Glee-ning Writing Lessons From Last Night’s TV
Opinions about Glee are sharply divided. Many of the criticisms are understandable, but I remain an unabashed fan. No matter how preposterous, cheesy, or predictable the show gets, it never fails to make me smile. It seemed only natural, then, to find a way to turn my Gleek-y adoration into something (vaguely-loosely-kinda-sorta) related to writing. I’ll do my best to keep this a spoiler-free zone, but there will be vague mentions of last night’s episode, so steer clear if you’re uber-cautious and haven’t seen it yet. (Though, really, if you haven’t seen it yet, what are you doing here? Why aren’t you here?)
This most recent Glee-ful hour, already bound to be squee-worthy courtesy of Joss Whedon’s guest directing stint, was jam-packed with all sorts of other delights. Neil Patrick Harris. Molly Shannon. Idina Menzel. Jonathan Groff. A dance number that simultaneously kicked ass and broke my heart. LES-FREAKIN’-MIS.
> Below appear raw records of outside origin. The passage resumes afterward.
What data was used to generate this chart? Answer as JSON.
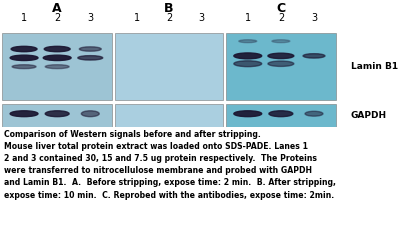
{
  "bg_color": "#ffffff",
  "blot_bg_A": "#9dc4d4",
  "blot_bg_B": "#aacfe0",
  "blot_bg_C": "#6cb8cc",
  "panel_labels": [
    "A",
    "B",
    "C"
  ],
  "lane_labels": [
    "1",
    "2",
    "3"
  ],
  "band_labels": [
    "Lamin B1",
    "GAPDH"
  ],
  "caption_lines": [
    "Comparison of Western signals before and after stripping.",
    "Mouse liver total protein extract was loaded onto SDS-PADE. Lanes 1",
    "2 and 3 contained 30, 15 and 7.5 ug protein respectively.  The Proteins",
    "were transferred to nitrocellulose membrane and probed with GAPDH",
    "and Lamin B1.  A.  Before stripping, expose time: 2 min.  B. After stripping,",
    "expose time: 10 min.  C. Reprobed with the antibodies, expose time: 2min."
  ],
  "figure_width": 4.0,
  "figure_height": 2.36,
  "band_color": "#1a1530"
}
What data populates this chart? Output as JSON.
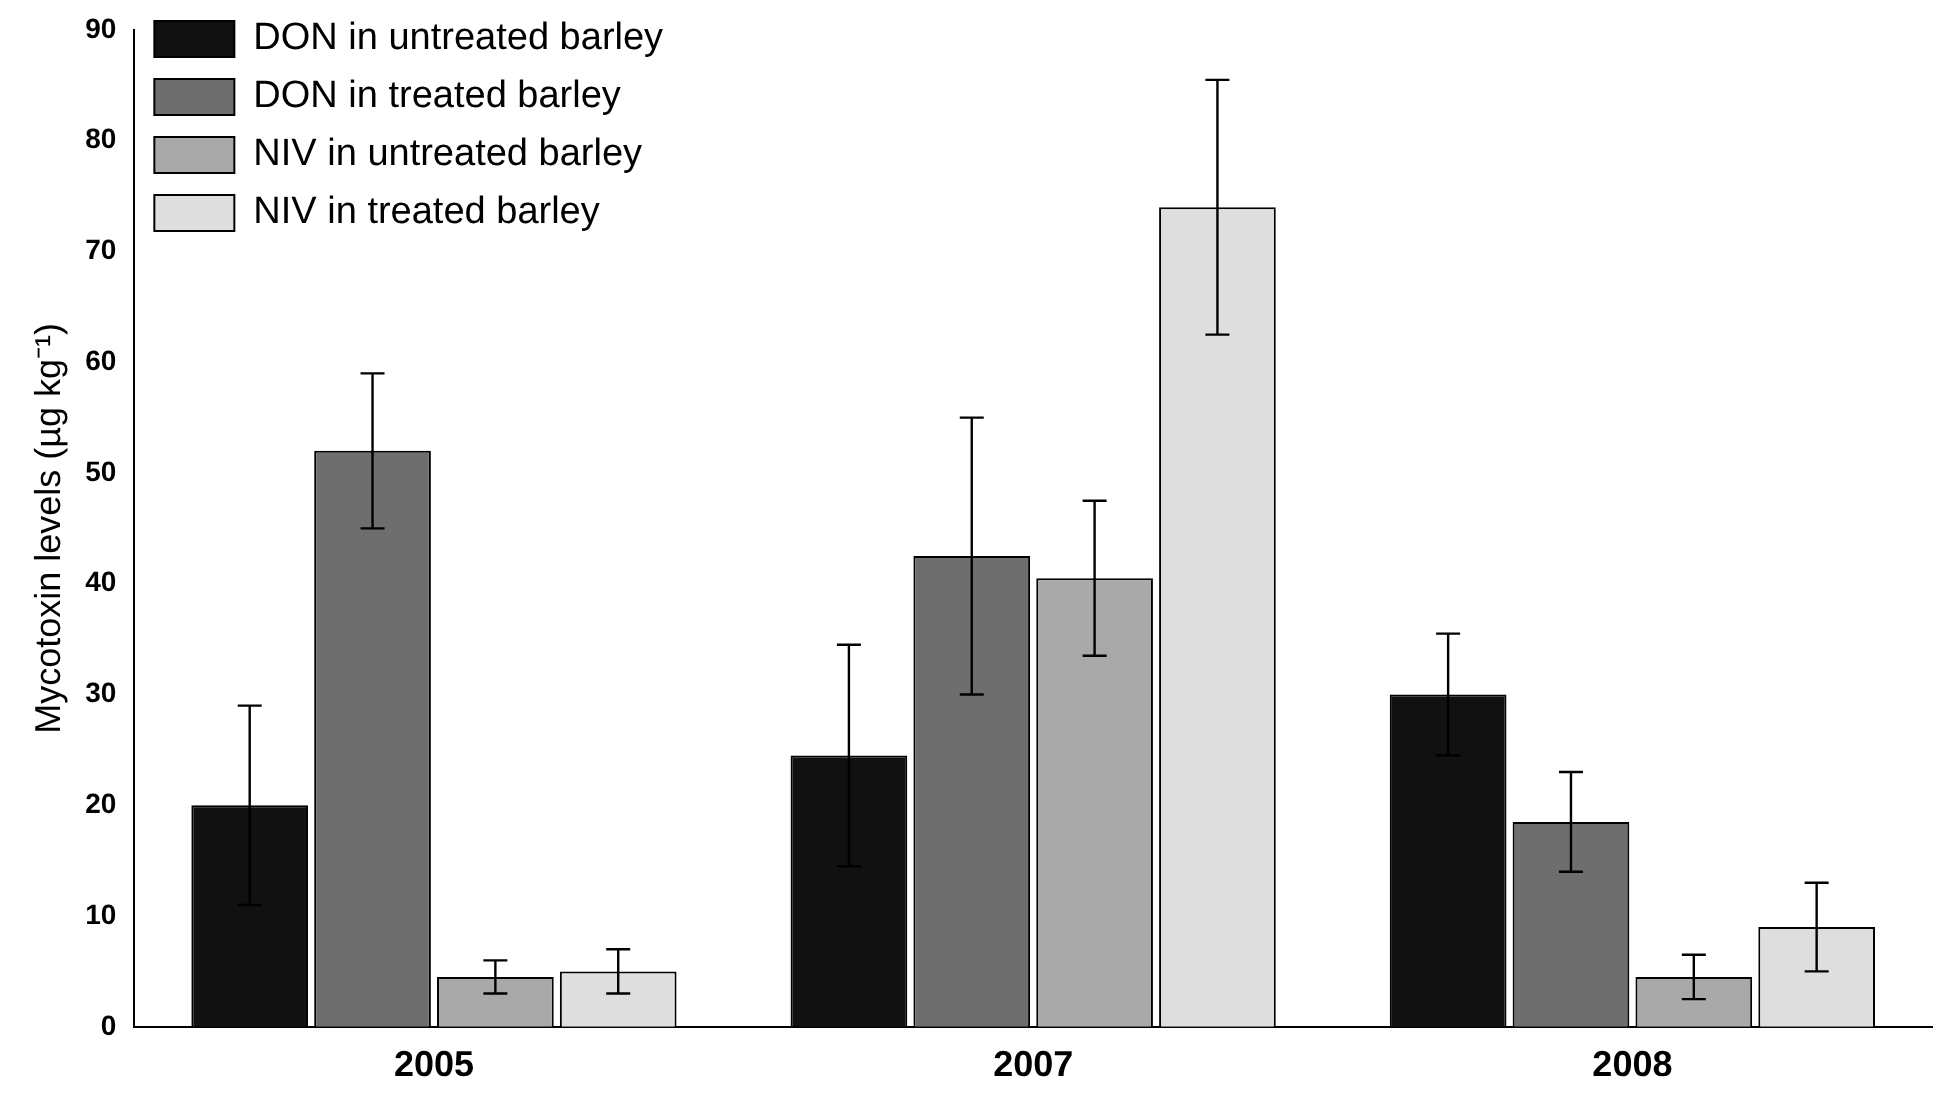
{
  "chart_data": {
    "type": "bar",
    "ylabel": "Mycotoxin levels (µg kg⁻¹)",
    "categories": [
      "2005",
      "2007",
      "2008"
    ],
    "series": [
      {
        "name": "DON in untreated barley",
        "color": "#111111",
        "values": [
          20,
          24.5,
          30
        ],
        "errors": [
          9,
          10,
          5.5
        ]
      },
      {
        "name": "DON in treated barley",
        "color": "#6e6e6e",
        "values": [
          52,
          42.5,
          18.5
        ],
        "errors": [
          7,
          12.5,
          4.5
        ]
      },
      {
        "name": "NIV in untreated barley",
        "color": "#a9a9a9",
        "values": [
          4.5,
          40.5,
          4.5
        ],
        "errors": [
          1.5,
          7,
          2
        ]
      },
      {
        "name": "NIV in treated barley",
        "color": "#dedede",
        "values": [
          5,
          74,
          9
        ],
        "errors": [
          2,
          11.5,
          4
        ]
      }
    ],
    "ylim": [
      0,
      90
    ],
    "yticks": [
      0,
      10,
      20,
      30,
      40,
      50,
      60,
      70,
      80,
      90
    ],
    "grid": false,
    "legend": "top left"
  }
}
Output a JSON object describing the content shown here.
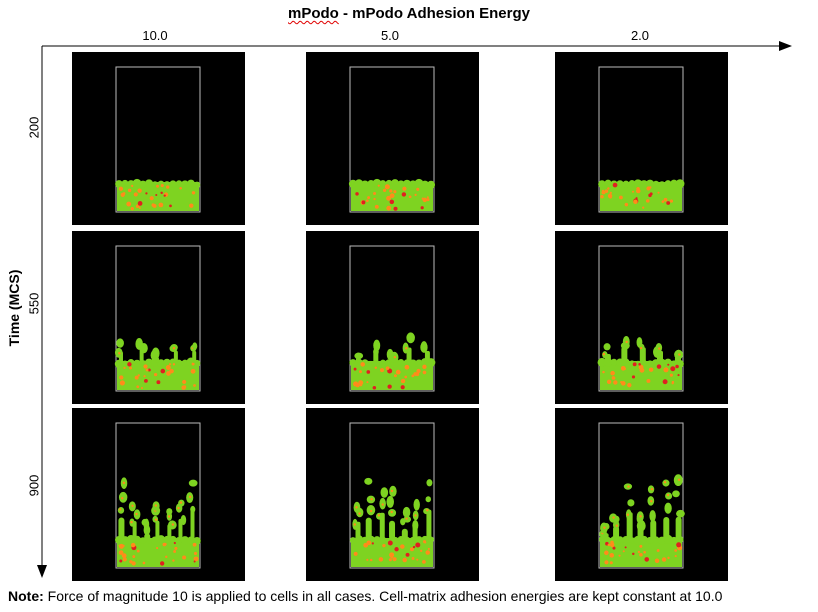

Excuse me, I think I’m having heart palpitations.
Ahem. Point being, it was one busy episode — but I never questioned it. The TV Powers That Be just kept piling on the awesome, and I loved every second of it. Perhaps another kind of show would have slowed the pacing, spread out the guest stars, toned down the emotional musical showdowns. But Glee isn’t that kind of show, nor would I ever want it to be.
So what, exactly, is the writing lesson I’m attempting to draw from this? Don’t hold back, especially not in the early stages. Try everything out. Throw in four guest stars, an angry rock duet, and a flash mob — or the equivalent of those things within the context of your writing world. Pile on the awesome. Glee certainly isn’t letting its detractors stomp on its spirit, so why should you let anything or anyone stomp on yours?
And really, what do you have to lose?